La problemática de los intérpretes
“Una función para olvidar se basa en un hecho real. En 2000, participé como actor en el montaje de Sola en la oscuridad, que en cine protagonizó Audrey Hepburn. Estrenamos en el Teatro Real Cinema de Madrid y hubo muchos problemas entre los intérpretes y el director. Así que decidí escribir una obra de teatro sobre esos líos que surgen en una compañía, que ahora he decidido convertir en película”, explica el director Martín Ramis, cuya primera cinta data de 1980, ¡Qué puñetera familia!, el primer filme mallorquín de la historia con distribución comercial. Después fueron llegando El último penalty, Mordiendo la vida, Simpáticos degenerados, Héroes de cartón, El hijo bastardo de Dios y Turbulencia Zombi.
“Siempre he tratado de hacer el cine que me interesa, sin grandes presupuestos pero creo que con dignidad”, aduce Ramis, que ha actuado en películas de Eloy de la Iglesia (El sacerdote), José Antonio de la Loma (Perras callejeras), Sebastián D’Arbó (Acosada) o Pedro Masó (Hermana, pero ¿qué has hecho?). “Lo que me motivaba de Una función para olvidar era exponer en pantalla los problemas y las vicisitudes de actores que viven y trabajan alejados de los focos de Madrid y Barcelona. Algunos de los personajes intentaron hacerse un hueco en esas dos grandes ciudades, pero no lo consiguieron; mientras que otros prefirieron no aventurarse”, señala el cineasta, que asimismo es autor de las piezas teatrales Un féretro para Arturo, Definidos e indefinidos y Al final y al principio del camino. Esta noche hay que matar a Franco.
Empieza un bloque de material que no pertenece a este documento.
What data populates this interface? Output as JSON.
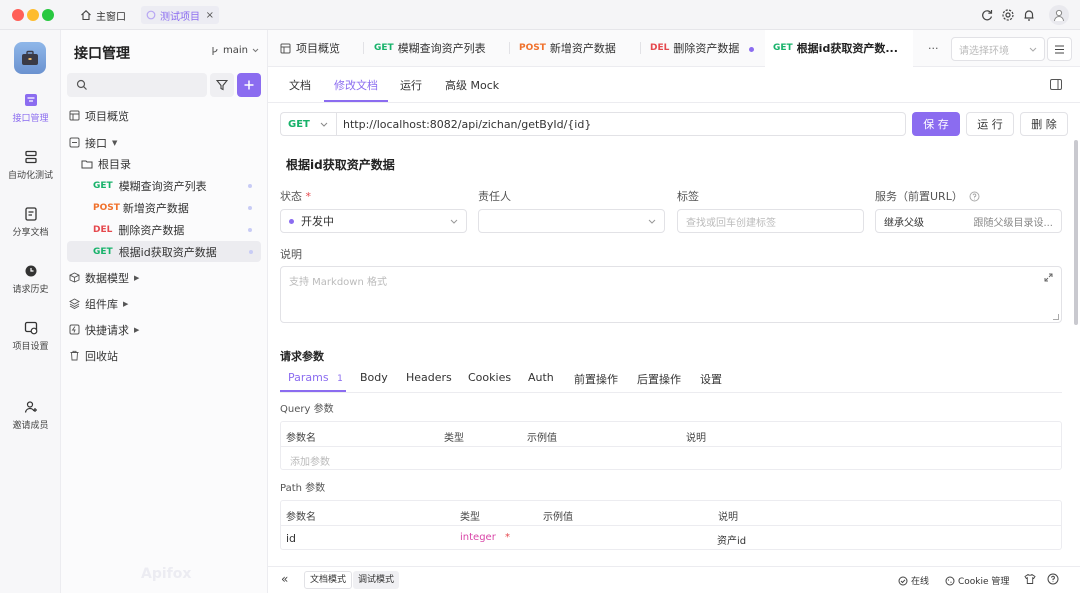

Una función para olvidar es un meritorio filme donde se nota el oficio de Martín G. Ramis dirigiendo a intérpretes excelentes aunque poco conocidos para el gran público. A excepción, claro está, del gran Fernando Esteso, que logra convencernos de sus dotes para los personajes dramáticos, como ya demostrara en la aún reciente Incierta gloria, de Agustí Villaronga.